Para Ítalo Dutra, o mais importante é para a faixa etária de 6 a 10 anos que estão começando a interação social na escola. “Isso atinge crianças numa faixa etária de alfabetização em que eles estão ingressando no ensino fundamental e correm o risco de perder o vínculo”, pontua.

No total, 5,1 milhões tiveram seu direito à educação negado em novembro de 2020. O dado corresponde a 13,9% das meninas e dos meninos de 6 a 17 anos do país.

A exclusão escolar atingiu sobretudo crianças de faixas etárias em que o acesso à escola não era mais um desafio.
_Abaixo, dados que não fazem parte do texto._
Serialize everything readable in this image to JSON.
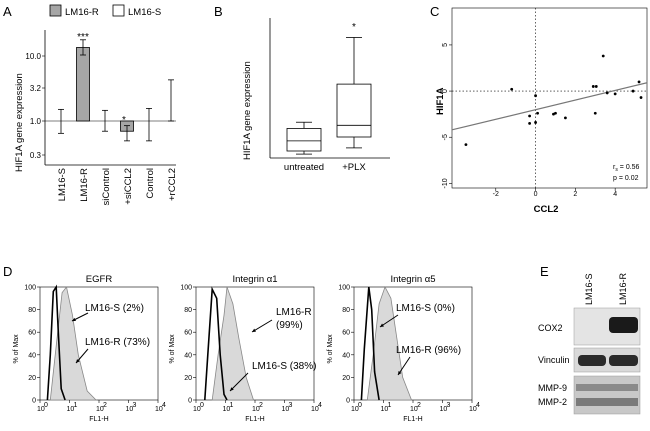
{
  "panels": {
    "A": {
      "letter": "A",
      "legend": [
        "LM16-R",
        "LM16-S"
      ],
      "ylabel": "HIF1A gene expression",
      "yticks": [
        "10.0",
        "3.2",
        "1.0",
        "0.3"
      ],
      "significance": [
        "***",
        "*"
      ]
    },
    "B": {
      "letter": "B",
      "ylabel": "HIF1A gene expression",
      "significance": "*"
    },
    "C": {
      "letter": "C",
      "xlabel": "CCL2",
      "ylabel": "HIF1A",
      "xticks": [
        "-2",
        "0",
        "2",
        "4"
      ],
      "yticks": [
        "5",
        "0",
        "-5",
        "-10"
      ],
      "stat_r": "r",
      "stat_r_sub": "s",
      "stat_r_value": " = 0.56",
      "stat_p": "p = 0.02"
    },
    "D": {
      "letter": "D",
      "ylabel": "% of Max",
      "xlabel": "FL1-H",
      "yticks": [
        "100",
        "80",
        "60",
        "40",
        "20",
        "0"
      ],
      "xticks": [
        "10",
        "10",
        "10",
        "10",
        "10"
      ],
      "xtick_exps": [
        "0",
        "1",
        "2",
        "3",
        "4"
      ],
      "subpanels": [
        {
          "title": "EGFR",
          "label1": "LM16-S (2%)",
          "label2": "LM16-R (73%)"
        },
        {
          "title": "Integrin α1",
          "label1": "LM16-R",
          "label1b": "(99%)",
          "label2": "LM16-S (38%)"
        },
        {
          "title": "Integrin α5",
          "label1": "LM16-S (0%)",
          "label2": "LM16-R (96%)"
        }
      ]
    },
    "E": {
      "letter": "E",
      "lanes": [
        "LM16-S",
        "LM16-R"
      ],
      "rows": [
        "COX2",
        "Vinculin",
        "MMP-9",
        "MMP-2"
      ]
    }
  },
  "chart_data": [
    {
      "type": "bar",
      "panel": "A",
      "categories": [
        "LM16-S",
        "LM16-R",
        "siControl",
        "+siCCL2",
        "Control",
        "+rCCL2"
      ],
      "values": [
        1.0,
        13.0,
        1.0,
        0.7,
        1.0,
        1.7
      ],
      "error_low": [
        0.65,
        10.0,
        0.7,
        0.5,
        0.5,
        1.0
      ],
      "error_high": [
        1.5,
        17.0,
        1.45,
        0.85,
        1.55,
        4.2
      ],
      "fill": [
        "none",
        "gray",
        "none",
        "gray",
        "none",
        "none"
      ],
      "yscale": "log",
      "ylim": [
        0.2,
        30
      ],
      "ylabel": "HIF1A gene expression",
      "legend": [
        "LM16-R",
        "LM16-S"
      ],
      "colors": {
        "LM16-R": "#a6a6a6",
        "LM16-S": "#ffffff"
      }
    },
    {
      "type": "box",
      "panel": "B",
      "categories": [
        "untreated",
        "+PLX"
      ],
      "whisker_low": [
        0.5,
        1.3
      ],
      "q1": [
        0.9,
        2.7
      ],
      "median": [
        2.2,
        4.2
      ],
      "q3": [
        3.8,
        9.5
      ],
      "whisker_high": [
        4.6,
        15.5
      ],
      "ylim": [
        0,
        18
      ],
      "ylabel": "HIF1A gene expression"
    },
    {
      "type": "scatter",
      "panel": "C",
      "xlabel": "CCL2",
      "ylabel": "HIF1A",
      "x": [
        -3.5,
        -1.2,
        -0.3,
        -0.3,
        0.0,
        0.0,
        0.1,
        0.9,
        1.0,
        1.5,
        2.9,
        3.0,
        3.05,
        3.4,
        3.6,
        4.0,
        4.9,
        5.2,
        5.3
      ],
      "y": [
        -5.8,
        0.2,
        -2.7,
        -3.5,
        -3.4,
        -0.5,
        -2.4,
        -2.5,
        -2.4,
        -2.9,
        0.5,
        -2.4,
        0.5,
        3.8,
        -0.2,
        -0.3,
        0.0,
        1.0,
        -0.7
      ],
      "trendline": {
        "x": [
          -4.2,
          5.6
        ],
        "y": [
          -4.2,
          0.9
        ]
      },
      "xlim": [
        -4.2,
        5.6
      ],
      "ylim": [
        -10.5,
        9
      ],
      "reference_lines": {
        "x": 0,
        "y": 0
      }
    },
    {
      "type": "histogram",
      "panel": "D",
      "xscale": "log",
      "xlim": [
        1,
        10000
      ],
      "ylim": [
        0,
        100
      ],
      "xlabel": "FL1-H",
      "ylabel": "% of Max",
      "subpanels": [
        "EGFR",
        "Integrin α1",
        "Integrin α5"
      ]
    }
  ]
}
Dos 5,1 milhões de meninas e meninos que não estavam na escola, seja presencial ou remota, em novembro de 2020, 41% tinham de 6 a 10 anos de idade; 27,8% tinham de 11 a 14 anos; e 31,2% tinham de 15 a 17 anos.
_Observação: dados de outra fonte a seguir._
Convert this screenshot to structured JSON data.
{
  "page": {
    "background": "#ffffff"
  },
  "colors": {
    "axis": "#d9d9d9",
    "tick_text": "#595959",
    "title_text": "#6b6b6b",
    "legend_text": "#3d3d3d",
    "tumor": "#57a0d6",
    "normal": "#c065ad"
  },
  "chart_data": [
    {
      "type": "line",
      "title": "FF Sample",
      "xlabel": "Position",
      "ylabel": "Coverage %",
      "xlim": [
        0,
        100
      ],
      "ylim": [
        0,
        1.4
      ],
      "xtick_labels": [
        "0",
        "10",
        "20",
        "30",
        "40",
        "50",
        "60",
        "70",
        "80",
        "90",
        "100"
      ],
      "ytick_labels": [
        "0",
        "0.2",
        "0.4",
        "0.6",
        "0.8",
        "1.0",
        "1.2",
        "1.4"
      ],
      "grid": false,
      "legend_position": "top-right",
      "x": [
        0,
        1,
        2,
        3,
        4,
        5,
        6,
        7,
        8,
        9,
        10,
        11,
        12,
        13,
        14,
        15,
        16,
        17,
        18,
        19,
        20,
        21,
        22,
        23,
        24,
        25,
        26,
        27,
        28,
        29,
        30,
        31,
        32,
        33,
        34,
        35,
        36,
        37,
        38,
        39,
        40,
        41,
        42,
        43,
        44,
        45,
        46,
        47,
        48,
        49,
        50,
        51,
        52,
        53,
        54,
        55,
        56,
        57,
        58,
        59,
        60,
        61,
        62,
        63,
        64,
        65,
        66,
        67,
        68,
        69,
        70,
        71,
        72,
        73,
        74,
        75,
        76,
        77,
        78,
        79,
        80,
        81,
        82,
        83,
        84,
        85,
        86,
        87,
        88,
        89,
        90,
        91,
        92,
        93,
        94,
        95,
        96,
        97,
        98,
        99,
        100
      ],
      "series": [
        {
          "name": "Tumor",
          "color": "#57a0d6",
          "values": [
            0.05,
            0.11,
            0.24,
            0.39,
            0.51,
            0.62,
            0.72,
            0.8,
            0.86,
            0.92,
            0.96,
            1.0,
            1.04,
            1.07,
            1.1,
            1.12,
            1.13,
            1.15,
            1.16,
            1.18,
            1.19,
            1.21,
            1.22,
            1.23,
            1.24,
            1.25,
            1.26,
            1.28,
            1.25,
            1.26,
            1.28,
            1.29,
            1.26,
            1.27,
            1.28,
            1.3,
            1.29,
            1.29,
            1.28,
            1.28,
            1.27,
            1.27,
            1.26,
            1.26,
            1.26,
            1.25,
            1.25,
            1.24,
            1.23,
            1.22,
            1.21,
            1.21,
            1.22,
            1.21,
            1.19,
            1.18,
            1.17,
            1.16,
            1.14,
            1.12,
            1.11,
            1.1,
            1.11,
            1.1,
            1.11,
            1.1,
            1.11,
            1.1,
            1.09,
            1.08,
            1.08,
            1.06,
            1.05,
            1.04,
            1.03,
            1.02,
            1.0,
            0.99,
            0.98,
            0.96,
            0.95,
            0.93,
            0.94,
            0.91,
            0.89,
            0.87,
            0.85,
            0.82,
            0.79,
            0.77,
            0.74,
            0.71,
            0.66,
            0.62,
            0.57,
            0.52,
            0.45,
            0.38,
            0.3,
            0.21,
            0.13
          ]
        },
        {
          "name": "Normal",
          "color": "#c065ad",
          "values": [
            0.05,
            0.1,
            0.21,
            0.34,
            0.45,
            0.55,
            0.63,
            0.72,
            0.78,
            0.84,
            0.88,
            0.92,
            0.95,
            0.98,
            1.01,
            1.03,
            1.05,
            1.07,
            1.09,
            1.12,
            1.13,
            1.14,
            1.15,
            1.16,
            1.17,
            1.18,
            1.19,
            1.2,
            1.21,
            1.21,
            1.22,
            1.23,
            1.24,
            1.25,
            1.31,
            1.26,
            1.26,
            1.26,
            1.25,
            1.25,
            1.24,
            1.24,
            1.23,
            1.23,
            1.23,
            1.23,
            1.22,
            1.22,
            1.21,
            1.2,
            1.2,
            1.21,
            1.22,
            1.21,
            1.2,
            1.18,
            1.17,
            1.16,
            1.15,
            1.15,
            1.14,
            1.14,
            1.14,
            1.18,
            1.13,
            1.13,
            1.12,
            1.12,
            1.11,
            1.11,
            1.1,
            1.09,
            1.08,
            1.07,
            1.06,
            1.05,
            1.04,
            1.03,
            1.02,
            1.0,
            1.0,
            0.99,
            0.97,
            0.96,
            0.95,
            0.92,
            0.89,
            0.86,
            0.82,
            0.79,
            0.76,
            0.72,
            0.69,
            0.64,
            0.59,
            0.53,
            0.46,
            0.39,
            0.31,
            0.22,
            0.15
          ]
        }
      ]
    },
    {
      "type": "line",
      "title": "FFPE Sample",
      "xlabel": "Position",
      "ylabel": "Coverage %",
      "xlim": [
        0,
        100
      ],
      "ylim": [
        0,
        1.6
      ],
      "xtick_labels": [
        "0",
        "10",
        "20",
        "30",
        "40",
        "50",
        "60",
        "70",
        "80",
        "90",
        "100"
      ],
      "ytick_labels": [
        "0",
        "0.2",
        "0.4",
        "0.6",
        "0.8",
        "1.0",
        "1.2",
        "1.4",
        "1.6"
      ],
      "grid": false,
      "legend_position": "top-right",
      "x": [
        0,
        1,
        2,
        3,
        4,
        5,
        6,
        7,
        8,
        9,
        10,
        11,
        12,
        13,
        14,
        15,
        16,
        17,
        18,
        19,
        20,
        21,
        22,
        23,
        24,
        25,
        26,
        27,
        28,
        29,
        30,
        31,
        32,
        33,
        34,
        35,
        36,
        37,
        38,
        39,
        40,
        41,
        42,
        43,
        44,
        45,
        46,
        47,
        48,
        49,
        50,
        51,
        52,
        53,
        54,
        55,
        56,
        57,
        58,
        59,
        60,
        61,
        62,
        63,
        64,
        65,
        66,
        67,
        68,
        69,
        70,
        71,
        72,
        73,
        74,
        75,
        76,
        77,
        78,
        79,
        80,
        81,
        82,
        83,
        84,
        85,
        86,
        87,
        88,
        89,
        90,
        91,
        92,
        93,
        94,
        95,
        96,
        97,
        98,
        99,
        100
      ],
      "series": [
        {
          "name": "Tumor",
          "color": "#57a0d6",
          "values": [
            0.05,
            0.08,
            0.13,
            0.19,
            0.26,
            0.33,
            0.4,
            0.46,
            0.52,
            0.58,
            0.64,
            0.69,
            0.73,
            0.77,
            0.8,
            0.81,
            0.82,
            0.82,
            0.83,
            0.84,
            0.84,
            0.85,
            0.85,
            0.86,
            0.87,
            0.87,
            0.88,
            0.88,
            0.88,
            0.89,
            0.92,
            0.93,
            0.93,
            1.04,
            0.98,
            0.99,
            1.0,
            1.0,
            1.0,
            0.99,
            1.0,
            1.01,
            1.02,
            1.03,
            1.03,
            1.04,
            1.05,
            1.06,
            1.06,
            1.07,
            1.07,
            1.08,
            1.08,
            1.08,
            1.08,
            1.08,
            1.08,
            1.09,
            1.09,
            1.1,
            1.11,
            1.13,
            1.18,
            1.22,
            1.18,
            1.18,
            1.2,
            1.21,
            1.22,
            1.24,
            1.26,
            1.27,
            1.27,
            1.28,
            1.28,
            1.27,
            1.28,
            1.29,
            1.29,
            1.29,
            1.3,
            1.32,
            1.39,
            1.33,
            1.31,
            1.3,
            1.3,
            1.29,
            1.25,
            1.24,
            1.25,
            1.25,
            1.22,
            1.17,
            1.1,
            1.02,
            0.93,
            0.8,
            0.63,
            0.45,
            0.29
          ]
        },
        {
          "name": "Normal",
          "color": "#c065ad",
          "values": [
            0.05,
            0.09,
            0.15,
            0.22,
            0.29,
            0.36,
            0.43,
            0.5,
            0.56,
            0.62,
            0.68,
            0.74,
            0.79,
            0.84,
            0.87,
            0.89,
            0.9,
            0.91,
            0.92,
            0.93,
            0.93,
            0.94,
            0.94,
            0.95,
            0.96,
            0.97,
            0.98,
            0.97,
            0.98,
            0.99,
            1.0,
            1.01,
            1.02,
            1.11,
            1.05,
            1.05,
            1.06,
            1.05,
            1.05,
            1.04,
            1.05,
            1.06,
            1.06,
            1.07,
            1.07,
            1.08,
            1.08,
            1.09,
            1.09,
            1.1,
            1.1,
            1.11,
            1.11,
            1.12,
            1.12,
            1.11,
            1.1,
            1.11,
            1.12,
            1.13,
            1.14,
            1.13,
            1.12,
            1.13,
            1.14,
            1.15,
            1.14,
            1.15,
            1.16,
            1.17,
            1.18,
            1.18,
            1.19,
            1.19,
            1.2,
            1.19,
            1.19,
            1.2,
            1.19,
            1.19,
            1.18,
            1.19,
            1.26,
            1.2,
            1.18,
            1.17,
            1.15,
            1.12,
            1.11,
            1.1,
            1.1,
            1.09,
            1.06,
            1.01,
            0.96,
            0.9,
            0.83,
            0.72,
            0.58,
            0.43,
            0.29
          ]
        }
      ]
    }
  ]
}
“Minha filha perdeu a vontade de estudar”

 

A diarista Patrícia Pinheiro da Silva teme pelas consequências da desmotivação da filha quanto aos estudos
A diarista Patrícia Pinheiro da Silva teme pelas consequências da desmotivação da filha quanto aos estudos (foto: Arquivo Pessoal)
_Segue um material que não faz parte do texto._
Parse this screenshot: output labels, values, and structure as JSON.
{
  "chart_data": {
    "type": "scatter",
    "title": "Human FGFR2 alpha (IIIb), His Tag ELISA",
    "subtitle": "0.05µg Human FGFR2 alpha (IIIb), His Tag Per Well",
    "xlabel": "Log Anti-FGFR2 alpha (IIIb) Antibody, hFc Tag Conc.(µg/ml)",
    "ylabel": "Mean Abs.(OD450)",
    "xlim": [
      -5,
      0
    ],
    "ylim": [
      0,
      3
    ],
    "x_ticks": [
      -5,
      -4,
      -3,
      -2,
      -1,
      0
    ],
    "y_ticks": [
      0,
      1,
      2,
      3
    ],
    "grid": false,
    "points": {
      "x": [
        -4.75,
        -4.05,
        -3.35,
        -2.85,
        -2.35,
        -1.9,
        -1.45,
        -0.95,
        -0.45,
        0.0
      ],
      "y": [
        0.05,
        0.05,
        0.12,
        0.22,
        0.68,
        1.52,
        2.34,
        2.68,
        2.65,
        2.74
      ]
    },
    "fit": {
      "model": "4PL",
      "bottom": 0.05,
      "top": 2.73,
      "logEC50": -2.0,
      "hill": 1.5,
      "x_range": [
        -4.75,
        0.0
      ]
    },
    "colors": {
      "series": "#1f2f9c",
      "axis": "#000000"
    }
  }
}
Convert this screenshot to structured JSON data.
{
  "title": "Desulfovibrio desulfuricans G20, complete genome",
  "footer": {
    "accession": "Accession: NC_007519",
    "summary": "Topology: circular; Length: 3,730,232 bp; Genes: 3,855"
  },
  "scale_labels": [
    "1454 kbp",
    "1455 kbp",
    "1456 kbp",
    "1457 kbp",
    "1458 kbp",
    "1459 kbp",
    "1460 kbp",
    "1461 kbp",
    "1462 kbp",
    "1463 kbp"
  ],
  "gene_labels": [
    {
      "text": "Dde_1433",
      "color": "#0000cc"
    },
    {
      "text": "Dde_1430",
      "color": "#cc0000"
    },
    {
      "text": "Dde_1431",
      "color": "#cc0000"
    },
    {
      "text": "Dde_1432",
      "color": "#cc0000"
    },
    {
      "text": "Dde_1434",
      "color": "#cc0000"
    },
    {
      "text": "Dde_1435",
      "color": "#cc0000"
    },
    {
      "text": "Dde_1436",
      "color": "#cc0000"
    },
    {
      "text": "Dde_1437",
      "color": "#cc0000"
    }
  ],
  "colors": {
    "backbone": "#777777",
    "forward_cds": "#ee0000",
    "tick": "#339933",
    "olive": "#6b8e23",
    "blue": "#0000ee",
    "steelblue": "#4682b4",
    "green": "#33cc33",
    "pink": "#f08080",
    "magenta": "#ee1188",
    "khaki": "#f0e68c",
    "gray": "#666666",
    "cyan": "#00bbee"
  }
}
Patrícia Pinheiro da Silva, 42 anos, é diarista e mãe de Kécia, 15 anos, que estuda o 1º ano do ensino médio no Itapoã. A mãe explica que a adaptação ao ensino remoto “foi horrível”, pois as atividades ocorriam uma vez por semana.

“Ano passado, ela não aprendeu nada, só desmotivou muito ela, não tem como aprender com aulas remotas”, explica a diarista.

Além disso, a família enfrentou problemas com internet e recebe ajuda de uma das chefes de Patrícia para conseguir manter a conexão. Como Patrícia sai para trabalhar, Kécia fica sozinha em casa e a mãe sempre tenta monitorar o dia a dia a distância.

“Eu saio pra trabalhar e fico com medo, pois minha filha, tão jovem e linda, perdeu o ânimo e a vontade de estudar, nem fala mais que quer ser veterinária”, conta. “Sempre converso com ela pra não se entregar, ela diz que perdeu a vontade de viver e de estudar.”

Exclusão afeta os mais vulneráveis

O estudo mostra, também, que a exclusão afetou mais quem vivia em situação vulnerável. Em relação às regiões, Norte (28,4%) e Nordeste (18,3%) apresentaram os maiores percentuais de crianças e adolescentes de 6 a 17 anos sem acesso à educação, seguidas por Sudeste (10,3%), Centro-Oeste (8,5%) e Sul (5,1%). A exclusão foi maior entre crianças e adolescentes pretos, pardos e indígenas, que correspondem a 69,3% do total de crianças e adolescentes sem acesso à educação.

"As regiões norte e nordeste são têm, historicamente, indicadores mais desafiadores. Isso representa uma desigualdade que já era grande e aumentou”, observa Ítalo Dutra.

Unicef faz recomendações

O estudo lançado traz as seguintes recomendações: efetuar a busca ativa de crianças e adolescentes que estão fora da escola; garantir acesso à internet para todos, em especial os mais vulneráveis; realizar campanhas de comunicação comunitária, com foco em retomar as matrículas nas escolas; mobilizar as escolas para que enfrentem a exclusão escolar; e fortalecer o sistema de garantia de direitos para garantir condições às crianças e aos adolescentes para que permaneçam na escola, ou retornem a ela.

Ítalo Dutra também reforça que a reabertura das escolas será fundamental para acolhida dos jovens e crianças e retomada da aprendizagem, quando a situação da pandemia melhorar. “Estamos hoje numa situação descontrolada, mas assim que possível, que se iniciar a vacinação dos professores, esperamos avançar no processo de reabertura das escolas”, disse.

A consultora educacional Andrea Ramal acredita que o país precisa de políticas públicas sérias e continuadas para inclusão digital, capacitação de professores e apoio às famílias, além de investimento para a infraestrutura das escolas.

“Existem escolas que não têm nem água potável, nem banheiro funcionando. A gente precisa de um investimento grande para que a escola possa se tornar um lugar seguro, de acolhida, onde as crianças se sintam motivadas e os pais seguros”, finaliza.